Xavier Villaurrutia enseñó autocrítica a su amigo Elías Nandino. Y éste a Villaurrutia, «a ser humano, a palpar la verdadera muerte». La amistad entre ellos, poesía pura en pugilato constante, en palabras aproximadas del de «Nocturna Suma», que comienza y termina así:
«Deletreo el espacio y no comprendo/ esas gotas de luz en plena noche/ que tiemblan, que se ensanchan, que se encogen,/ y expresan desde el cielo/ las frases de su pulso luminoso.
Las cuento, muchas veces, muchas veces…./ Y si gozo al contar, es porque siento/ que capto más y más, al Creador/ cuando sumo y me sumo en sus estrellas…..».
Y en contraste con estos tiempos de un siglo que no escrutó el poeta, en que se anonada la naturaleza complementaria y fecunda del ser humano, varón y mujer, y se idolatran excrecencias ideológicas que deforman la esencia de las cosas, Nandido dejó un testamento para el «hombre universal» que salva la especie, en «Nocturno Ciego»:
«Pensar en Dios, querer desentrañarlo/ tocar el aire y descubrir el pulso/ del invisible arropo de su fuerza…
Gozar de fe, con místico arrebato/ para seguir con ansiedad creyente/ los rasgos gigantescos de su rostro…
Si asomara el desquicio o que sintamos/ las cimbraciones de un mental derrumbe/ exacerbar la íntima certeza/ de que alguna razón tuvo el misterio/ el orbe insomne, la energía suprema/ o la pasión del universo en llamas/ para crear sobre la tierra al hombre».
La poesía de Nandino: viento de fronda, alentadora, profunda, reivindicadora de la grandeza humana hecha a imagen de la divina, tan ausente hoy en la vida de tenderos de mente y riqueza filisteas; en la enana política; en tiempos oscuros de naciones indiferentes al dolor ajeno, a la concentración escandalosa de riqueza en unos cuantos y a la realidad que estruja; en la ideología del deseo altanero que pretende alterar el orden natural y monopolizar la palabra, y que tarde o temprano se derrumbará como todo lo falso, como toda Sodoma.

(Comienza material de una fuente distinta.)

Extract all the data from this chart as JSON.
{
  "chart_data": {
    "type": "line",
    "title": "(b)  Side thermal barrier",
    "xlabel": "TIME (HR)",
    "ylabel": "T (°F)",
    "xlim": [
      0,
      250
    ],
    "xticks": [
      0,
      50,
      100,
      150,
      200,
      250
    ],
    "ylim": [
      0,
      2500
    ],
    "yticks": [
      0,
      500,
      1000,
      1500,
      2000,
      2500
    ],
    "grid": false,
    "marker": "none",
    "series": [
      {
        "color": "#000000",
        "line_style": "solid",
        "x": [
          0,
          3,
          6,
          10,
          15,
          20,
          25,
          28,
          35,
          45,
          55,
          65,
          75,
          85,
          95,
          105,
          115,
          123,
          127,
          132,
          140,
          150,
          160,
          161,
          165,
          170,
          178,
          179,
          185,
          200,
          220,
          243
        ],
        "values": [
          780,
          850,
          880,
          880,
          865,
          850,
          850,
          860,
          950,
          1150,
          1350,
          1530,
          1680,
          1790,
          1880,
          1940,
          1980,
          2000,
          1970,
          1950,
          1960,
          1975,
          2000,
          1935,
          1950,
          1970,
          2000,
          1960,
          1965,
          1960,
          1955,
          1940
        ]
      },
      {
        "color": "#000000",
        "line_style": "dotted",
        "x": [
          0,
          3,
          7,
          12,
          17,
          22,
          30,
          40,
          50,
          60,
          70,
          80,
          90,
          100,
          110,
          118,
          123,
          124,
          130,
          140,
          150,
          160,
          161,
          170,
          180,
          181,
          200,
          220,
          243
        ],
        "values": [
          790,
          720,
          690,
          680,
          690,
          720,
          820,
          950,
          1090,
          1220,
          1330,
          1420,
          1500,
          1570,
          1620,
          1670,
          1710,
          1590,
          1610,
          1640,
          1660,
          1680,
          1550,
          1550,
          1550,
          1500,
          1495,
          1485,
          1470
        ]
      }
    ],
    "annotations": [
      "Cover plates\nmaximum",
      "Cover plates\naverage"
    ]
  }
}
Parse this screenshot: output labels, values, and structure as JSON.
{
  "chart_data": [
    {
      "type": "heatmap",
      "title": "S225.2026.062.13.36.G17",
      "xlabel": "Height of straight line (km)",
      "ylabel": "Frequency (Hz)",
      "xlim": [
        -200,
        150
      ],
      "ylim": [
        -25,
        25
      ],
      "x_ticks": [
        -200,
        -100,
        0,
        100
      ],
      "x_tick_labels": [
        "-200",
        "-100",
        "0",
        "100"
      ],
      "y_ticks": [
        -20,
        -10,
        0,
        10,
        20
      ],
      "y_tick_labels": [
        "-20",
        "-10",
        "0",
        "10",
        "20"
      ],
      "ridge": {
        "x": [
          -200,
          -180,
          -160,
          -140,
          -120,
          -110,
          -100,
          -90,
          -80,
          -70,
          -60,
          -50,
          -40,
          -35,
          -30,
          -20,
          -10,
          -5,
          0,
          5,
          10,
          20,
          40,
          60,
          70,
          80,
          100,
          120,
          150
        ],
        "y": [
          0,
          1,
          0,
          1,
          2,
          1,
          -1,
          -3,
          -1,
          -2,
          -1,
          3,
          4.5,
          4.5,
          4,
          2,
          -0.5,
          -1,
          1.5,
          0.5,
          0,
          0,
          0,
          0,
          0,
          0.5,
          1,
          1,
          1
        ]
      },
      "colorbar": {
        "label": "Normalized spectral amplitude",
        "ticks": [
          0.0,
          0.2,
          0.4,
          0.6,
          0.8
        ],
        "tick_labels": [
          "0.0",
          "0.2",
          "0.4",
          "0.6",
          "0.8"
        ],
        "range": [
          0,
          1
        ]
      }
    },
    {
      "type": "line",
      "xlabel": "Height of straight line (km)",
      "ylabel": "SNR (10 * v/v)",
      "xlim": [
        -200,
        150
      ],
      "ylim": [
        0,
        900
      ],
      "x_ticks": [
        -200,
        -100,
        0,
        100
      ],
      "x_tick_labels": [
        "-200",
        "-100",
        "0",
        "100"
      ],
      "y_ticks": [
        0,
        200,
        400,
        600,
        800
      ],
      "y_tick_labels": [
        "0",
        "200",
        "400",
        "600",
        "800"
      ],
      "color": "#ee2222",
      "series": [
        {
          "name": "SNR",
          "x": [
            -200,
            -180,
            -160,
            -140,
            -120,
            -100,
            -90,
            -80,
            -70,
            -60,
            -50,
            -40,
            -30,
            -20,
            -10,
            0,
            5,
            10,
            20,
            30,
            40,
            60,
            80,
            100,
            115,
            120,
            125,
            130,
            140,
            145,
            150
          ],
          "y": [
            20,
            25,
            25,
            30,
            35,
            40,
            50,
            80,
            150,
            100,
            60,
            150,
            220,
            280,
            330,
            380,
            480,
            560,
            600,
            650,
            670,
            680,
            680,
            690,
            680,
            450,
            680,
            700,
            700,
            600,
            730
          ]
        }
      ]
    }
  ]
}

Elías Nandido hace brotar la esperanza en un renacimiento, en un despertar heroico que reencuentre las hondas raíces humanas, nutridas de ser, afecto, bien, verdad y poesía; que rehabilite a la persona humana, «no desconocida ni aniquilada ante Dios como la de tiempos pasados, no contra o sin Dios como la del presente, sino en Dios como la esperada», para iniciar una era de verdaderas luces, de un humanismo trascendente que alegre y justifique al mundo todo: utopía realizable de haber fe, anhelo, inteligencia y voluntad.
Dedico este texto tan sentido, a la memoria bendita de mi padre, mi madre, mi hermana Lis, del poeta paisano de mis mayores, Elías Nandino, en modesto homenaje. J. Mauro González-Luna Mendoza.